Sources in the energy sector greeted news of Smitherman's new posting with trepidation. A senior industry source said there is wariness about the mercurial Smitherman because Phillips was always calm and measured in meetings. The insider said senior executives at Ontario Power Generation, Hydro One and Bruce Power were watching the shuffle closely.

Smitherman, who has been lining up support in a bid to run for mayor of Toronto in 2010, played coy when asked if he was getting a new job.

"Not to the best of my knowledge."

Caplan said much the same.

"No, I have not (heard), nor would I want to speculate about that."

At Queen's Park, sources said Phillips will remain in cabinet as an "éminence grise."

Phillips hinted to reporters that a change in his responsibilities was coming.

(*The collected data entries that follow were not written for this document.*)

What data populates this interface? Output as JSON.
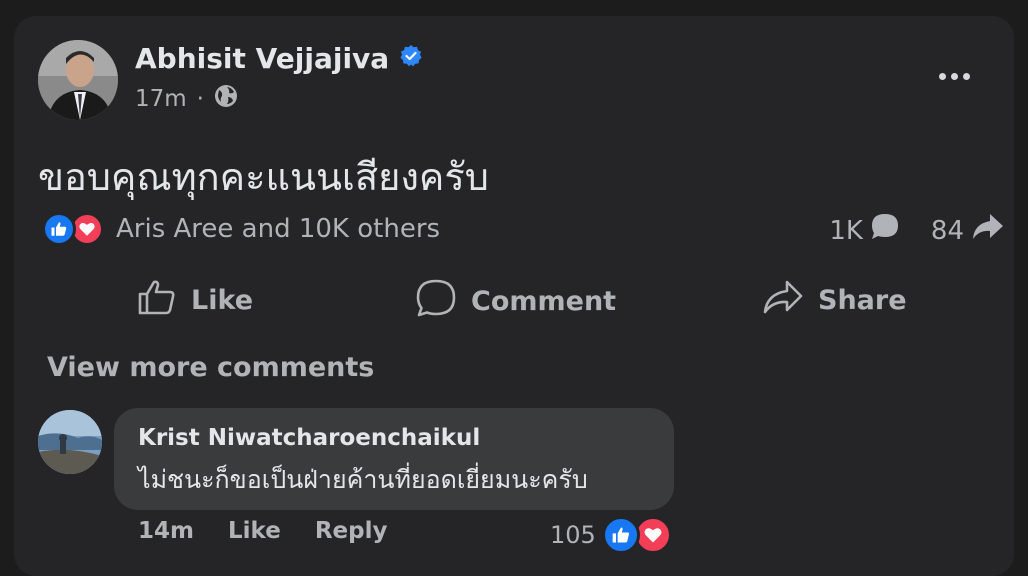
{
  "post": {
    "author": "Abhisit Vejjajiva",
    "time": "17m",
    "separator": "·",
    "text": "ขอบคุณทุกคะแนนเสียงครับ",
    "reactions_names": "Aris Aree and 10K others",
    "comments_count": "1K",
    "shares_count": "84"
  },
  "actions": {
    "like": "Like",
    "comment": "Comment",
    "share": "Share"
  },
  "view_more": "View more comments",
  "comment": {
    "author": "Krist Niwatcharoenchaikul",
    "text": "ไม่ชนะก็ขอเป็นฝ่ายค้านที่ยอดเยี่ยมนะครับ",
    "time": "14m",
    "like_label": "Like",
    "reply_label": "Reply",
    "reaction_count": "105"
  },
  "colors": {
    "background": "#1c1c1d",
    "card": "#252527",
    "bubble": "#3a3b3d",
    "like_blue": "#1877f2",
    "love_red": "#f33e58",
    "verified": "#2d88ff"
  },
  "icons": [
    "verified-badge-icon",
    "globe-icon",
    "more-options-icon",
    "like-reaction-icon",
    "love-reaction-icon",
    "comment-count-icon",
    "share-count-icon",
    "like-icon",
    "comment-icon",
    "share-icon"
  ]
}
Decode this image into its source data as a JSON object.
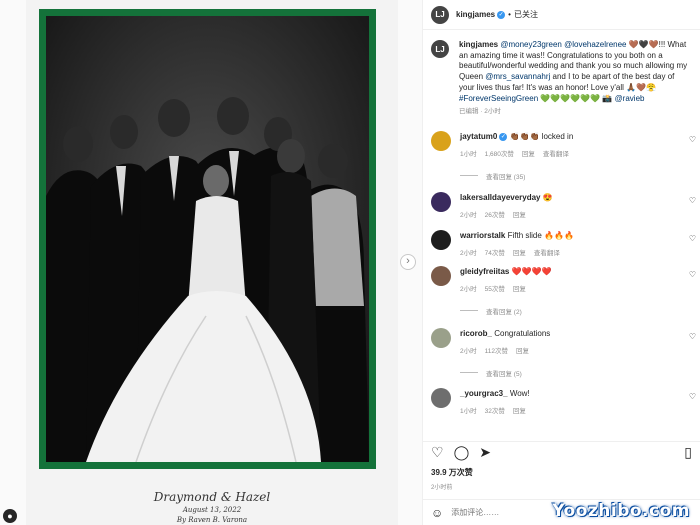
{
  "post": {
    "username": "kingjames",
    "follow_status": "已关注",
    "caption_user": "kingjames",
    "caption_parts": [
      {
        "t": "mention",
        "v": "@money23green"
      },
      {
        "t": "text",
        "v": " "
      },
      {
        "t": "mention",
        "v": "@lovehazelrenee"
      },
      {
        "t": "text",
        "v": " 🤎🖤🤎!!! What an amazing time it was!! Congratulations to you both on a beautiful/wonderful wedding and thank you so much allowing my Queen "
      },
      {
        "t": "mention",
        "v": "@mrs_savannahrj"
      },
      {
        "t": "text",
        "v": " and I to be apart of the best day of your lives thus far! It's was an honor! Love y'all 🙏🏾🤎😤 "
      },
      {
        "t": "mention",
        "v": "#ForeverSeeingGreen"
      },
      {
        "t": "text",
        "v": " 💚💚💚💚💚💚 📸 "
      },
      {
        "t": "mention",
        "v": "@ravieb"
      }
    ],
    "caption_meta": "已编辑 · 2小时",
    "likes": "39.9 万次赞",
    "time": "2小时前",
    "comment_placeholder": "添加评论……"
  },
  "photo_caption": {
    "names": "Draymond & Hazel",
    "date": "August 13, 2022",
    "by": "By Raven B. Varona"
  },
  "comments": [
    {
      "user": "jaytatum0",
      "verified": true,
      "text": "👏🏾👏🏾👏🏾 locked in",
      "time": "1小时",
      "likes": "1,680次赞",
      "reply": "回复",
      "translate": "查看翻译",
      "replies": "查看回复 (35)",
      "avatar_color": "#d9a21b"
    },
    {
      "user": "lakersalldayeveryday",
      "verified": false,
      "text": "😍",
      "time": "2小时",
      "likes": "26次赞",
      "reply": "回复",
      "translate": "",
      "replies": "",
      "avatar_color": "#3a2a5e"
    },
    {
      "user": "warriorstalk",
      "verified": false,
      "text": "Fifth slide 🔥🔥🔥",
      "time": "2小时",
      "likes": "74次赞",
      "reply": "回复",
      "translate": "查看翻译",
      "replies": "",
      "avatar_color": "#1d1d1d"
    },
    {
      "user": "gleidyfreiitas",
      "verified": false,
      "text": "❤️❤️❤️❤️",
      "time": "2小时",
      "likes": "55次赞",
      "reply": "回复",
      "translate": "",
      "replies": "查看回复 (2)",
      "avatar_color": "#7a5a48"
    },
    {
      "user": "ricorob_",
      "verified": false,
      "text": "Congratulations",
      "time": "2小时",
      "likes": "112次赞",
      "reply": "回复",
      "translate": "",
      "replies": "查看回复 (5)",
      "avatar_color": "#9aa08a"
    },
    {
      "user": "_yourgrac3_",
      "verified": false,
      "text": "Wow!",
      "time": "1小时",
      "likes": "32次赞",
      "reply": "回复",
      "translate": "",
      "replies": "",
      "avatar_color": "#6e6e6e"
    }
  ],
  "watermark": "Yoozhibo.com",
  "icons": {
    "like": "heart-icon",
    "comment": "comment-icon",
    "share": "share-icon",
    "save": "bookmark-icon",
    "emoji": "emoji-icon",
    "next": "chevron-right-icon"
  }
}
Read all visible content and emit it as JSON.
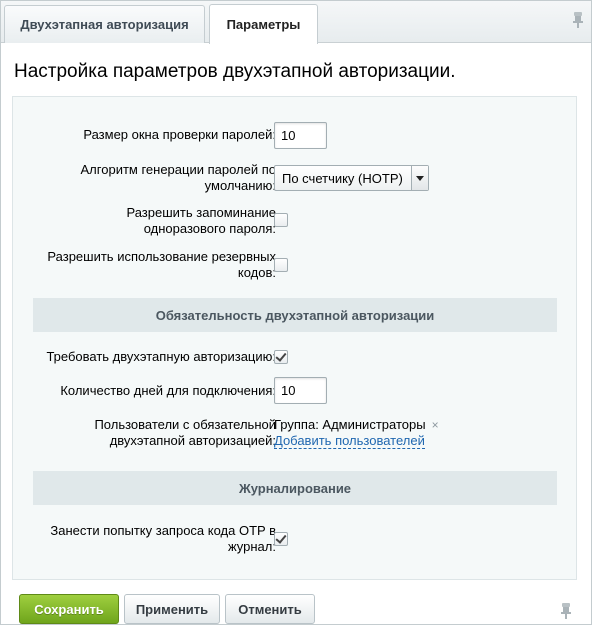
{
  "tabs": [
    {
      "label": "Двухэтапная авторизация",
      "active": false
    },
    {
      "label": "Параметры",
      "active": true
    }
  ],
  "page_title": "Настройка параметров двухэтапной авторизации.",
  "settings": {
    "window_size": {
      "label": "Размер окна проверки паролей:",
      "value": "10"
    },
    "algorithm": {
      "label_line1": "Алгоритм генерации паролей по",
      "label_line2": "умолчанию:",
      "value": "По счетчику (HOTP)"
    },
    "remember_otp": {
      "label_line1": "Разрешить запоминание",
      "label_line2": "одноразового пароля:",
      "checked": false
    },
    "backup_codes": {
      "label_line1": "Разрешить использование резервных",
      "label_line2": "кодов:",
      "checked": false
    }
  },
  "mandatory_section": {
    "title": "Обязательность двухэтапной авторизации",
    "require": {
      "label": "Требовать двухэтапную авторизацию:",
      "checked": true
    },
    "days": {
      "label": "Количество дней для подключения:",
      "value": "10"
    },
    "users": {
      "label_line1": "Пользователи с обязательной",
      "label_line2": "двухэтапной авторизацией:",
      "group": "Группа: Администраторы",
      "remove_symbol": "×",
      "add_link": "Добавить пользователей"
    }
  },
  "logging_section": {
    "title": "Журналирование",
    "log_otp": {
      "label_line1": "Занести попытку запроса кода OTP в",
      "label_line2": "журнал:",
      "checked": true
    }
  },
  "buttons": {
    "save": "Сохранить",
    "apply": "Применить",
    "cancel": "Отменить"
  },
  "colors": {
    "accent_green": "#6fa51c",
    "link_blue": "#2067b0",
    "section_bg": "#e0e8ea"
  },
  "icons": [
    "pin-icon",
    "dropdown-arrow-icon",
    "checkmark-icon",
    "remove-icon"
  ]
}
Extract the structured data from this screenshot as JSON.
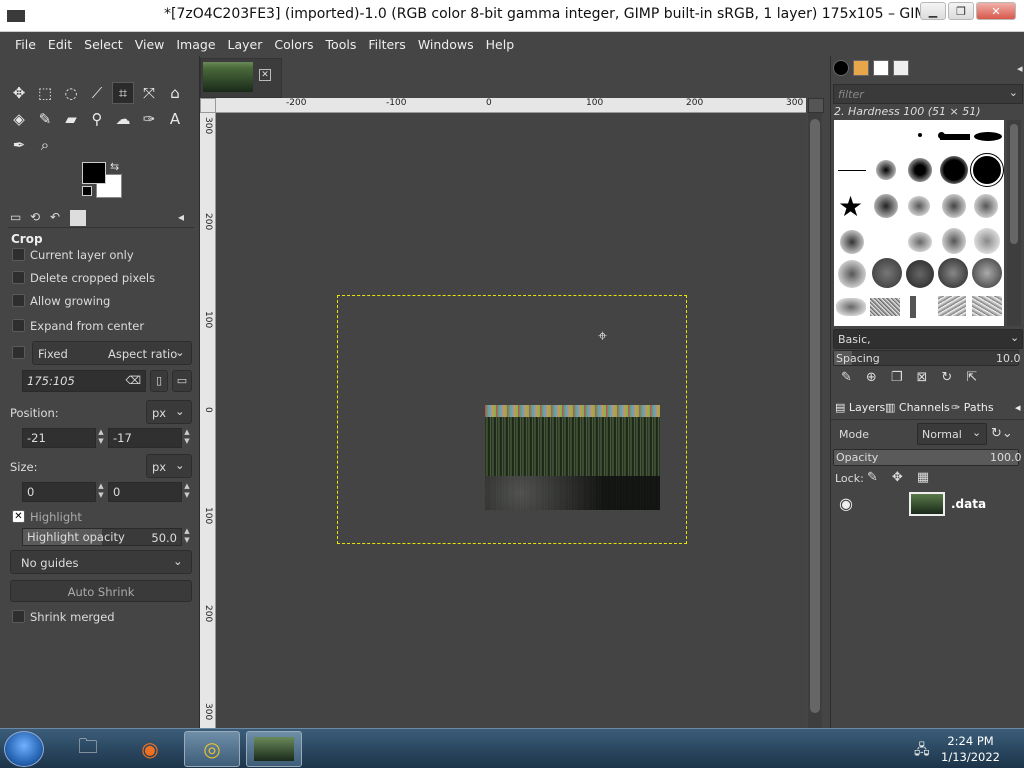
{
  "window": {
    "title": "*[7zO4C203FE3] (imported)-1.0 (RGB color 8-bit gamma integer, GIMP built-in sRGB, 1 layer) 175x105 – GIMP",
    "buttons": [
      "minimize",
      "restore",
      "close"
    ]
  },
  "menu": [
    "File",
    "Edit",
    "Select",
    "View",
    "Image",
    "Layer",
    "Colors",
    "Tools",
    "Filters",
    "Windows",
    "Help"
  ],
  "toolbox": {
    "tools": [
      "move-icon",
      "rect-select-icon",
      "lasso-icon",
      "fuzzy-select-icon",
      "crop-icon",
      "transform-icon",
      "warp-icon",
      "bucket-fill-icon",
      "paintbrush-icon",
      "eraser-icon",
      "clone-icon",
      "smudge-icon",
      "paths-icon",
      "text-icon",
      "color-picker-icon",
      "zoom-icon"
    ],
    "tabs": [
      "tool-options-icon",
      "device-status-icon",
      "undo-history-icon",
      "images-icon"
    ]
  },
  "crop_options": {
    "title": "Crop",
    "current_layer_only": "Current layer only",
    "delete_cropped": "Delete cropped pixels",
    "allow_growing": "Allow growing",
    "expand_from_center": "Expand from center",
    "fixed_label": "Fixed",
    "fixed_mode": "Aspect ratio",
    "ratio_value": "175:105",
    "position_label": "Position:",
    "position_unit": "px",
    "pos_x": "-21",
    "pos_y": "-17",
    "size_label": "Size:",
    "size_unit": "px",
    "size_w": "0",
    "size_h": "0",
    "highlight_label": "Highlight",
    "highlight_opacity_label": "Highlight opacity",
    "highlight_opacity_value": "50.0",
    "guides": "No guides",
    "auto_shrink": "Auto Shrink",
    "shrink_merged": "Shrink merged"
  },
  "rulers": {
    "h_ticks": [
      "-200",
      "-100",
      "0",
      "100",
      "200",
      "300"
    ],
    "v_ticks": [
      "300",
      "200",
      "100",
      "0",
      "100",
      "200",
      "300"
    ]
  },
  "brushes": {
    "filter_placeholder": "filter",
    "selected": "2. Hardness 100 (51 × 51)",
    "tag": "Basic,",
    "spacing_label": "Spacing",
    "spacing_value": "10.0"
  },
  "layers": {
    "tabs": [
      "Layers",
      "Channels",
      "Paths"
    ],
    "mode_label": "Mode",
    "mode_value": "Normal",
    "opacity_label": "Opacity",
    "opacity_value": "100.0",
    "lock_label": "Lock:",
    "items": [
      {
        "name": ".data"
      }
    ]
  },
  "taskbar": {
    "time": "2:24 PM",
    "date": "1/13/2022"
  }
}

"It's a relatively heavy portfolio so I don't necessarily see myself in it longer term," he said.

Phillips was chair of the management board of cabinet until moving to energy after last October's election. In the Liberal government of former premier David Peterson, he was minister of citizenship and minister of labour.

In opposition, Phillips worked to get a public inquiry into the 1995 Ontario Provincial Police shooting death of native protester Dudley George at Ipperwash.

After the Liberals defeated the Progressive Conservatives in 2003, a judicial inquiry was called and its findings have become the template for the government's aboriginal affairs policies.